Splicetoday

Music
Aug 24, 2016, 10:18AM

Down in a Hole, Feeling So Small

52 Weeks of Elizabeth Veldon, Week 34: “Soil” (04/10/13).

Screen shot 2016 08 24 at 10.16.14 am.png?ixlib=rails 2.1

While I never really took to gardening, the dirt’s always been a minor fascination of mine. It’s a world just out of reach, teeming with lost treasures and unseen life, a world that awaited us all upon the moment of death. Cross-sections of the underground—you can find them in zoos, books, and films—are fine, but wouldn’t it be fun to briefly transcend the corporeal state, to exceed gravity’s limits, to plummet down through layers of sediment accrued over millennia and get a good look at and listen to what lurks below the ground beneath our feet?

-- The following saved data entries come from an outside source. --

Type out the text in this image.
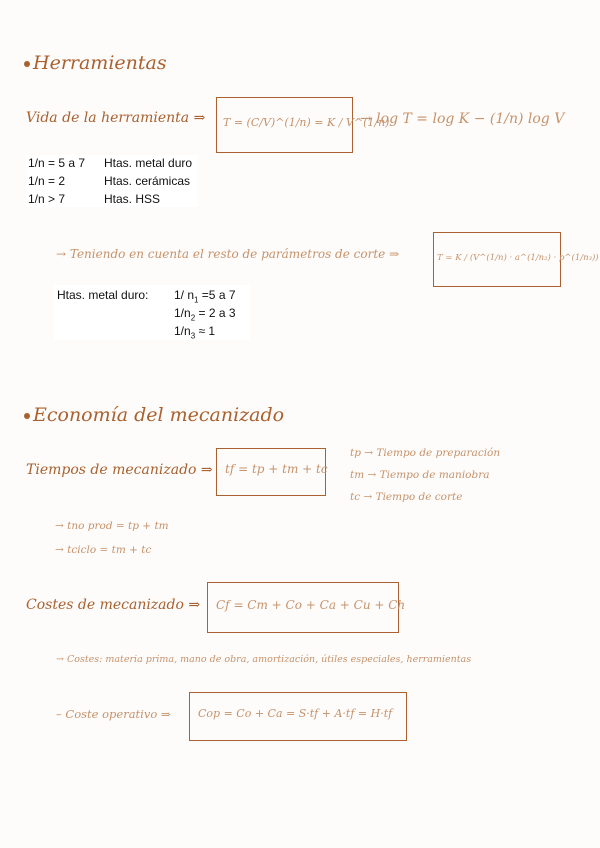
Herramientas
Vida de la herramienta ⇒ T = (C/V)^(1/n) = K / V^(1/n)
→ log T = log K − (1/n) log V
1/n = 5 a 7 Htas. metal duro
1/n = 2	Htas. cerámicas
1/n > 7	Htas. HSS
→ Teniendo en cuenta el resto de parámetros de corte ⇒	T = K / (V^(1/n) · a^(1/n₂) · p^(1/n₃))
Htas. metal duro: 1/ $n_1 =5$ a 7
$1/n_2 = 2$ a 3
$1/n_3 \approx 1$
Economía del mecanizado
Tiempos de mecanizado ⇒ tf = tp + tm + tc
tp → Tiempo de preparación
tm → Tiempo de maniobra
tc → Tiempo de corte
→ tno prod = tp + tm
→ tciclo = tm + tc
Costes de mecanizado ⇒ Cf = Cm + Co + Ca + Cu + Ch
→ Costes: materia prima, mano de obra, amortización, útiles especiales, herramientas
– Coste operativo ⇒ Cop = Co + Ca = S·tf + A·tf = H·tf
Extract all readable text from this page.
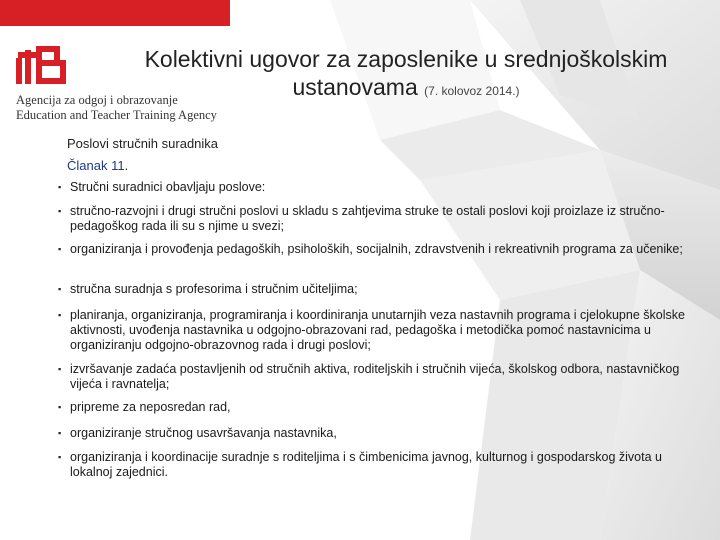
Agencija za odgoj i obrazovanje
Education and Teacher Training Agency
Kolektivni ugovor za zaposlenike u srednjoškolskim
ustanovama (7. kolovoz 2014.)
Poslovi stručnih suradnika
Članak 11.
▪ Stručni suradnici obavljaju poslove:
▪ stručno-razvojni i drugi stručni poslovi u skladu s zahtjevima struke te ostali poslovi koji proizlaze iz stručno-pedagoškog rada ili su s njime u svezi;
▪ organiziranja i provođenja pedagoških, psiholoških, socijalnih, zdravstvenih i rekreativnih programa za učenike;
▪ stručna suradnja s profesorima i stručnim učiteljima;
▪ planiranja, organiziranja, programiranja i koordiniranja unutarnjih veza nastavnih programa i cjelokupne školske aktivnosti, uvođenja nastavnika u odgojno-obrazovani rad, pedagoška i metodička pomoć nastavnicima u organiziranju odgojno-obrazovnog rada i drugi poslovi;
▪ izvršavanje zadaća postavljenih od stručnih aktiva, roditeljskih i stručnih vijeća, školskog odbora, nastavničkog vijeća i ravnatelja;
▪ pripreme za neposredan rad,
▪ organiziranje stručnog usavršavanja nastavnika,
▪ organiziranja i koordinacije suradnje s roditeljima i s čimbenicima javnog, kulturnog i gospodarskog života u lokalnoj zajednici.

Some fantastical, Disneyfied tour of ant colonies, decaying dog toys, and buried powerlines, “Soil” isn’t. Rather it’s a low, rippling drone in the style of Michael Morley’s early Gate recordings, a quaking hum that’s intermittently undergoing chord shifts that suggest alternated burrowing tactics. To hear it is to truly grasp, to undying disappointment, that there’s no real romance or magic to the billions of tons of dirt and rock clamped tight to our planet’s bedrock skull: the terra firma is cold, brutal, efficient, and hungry. It has zero sense of itself and even less of us: long after we’re dead, it’ll continue to digest and excrete everything the universe has to throw at it. Not the most reassuring notion to consider, or reconsider, especially once bedtime arrives.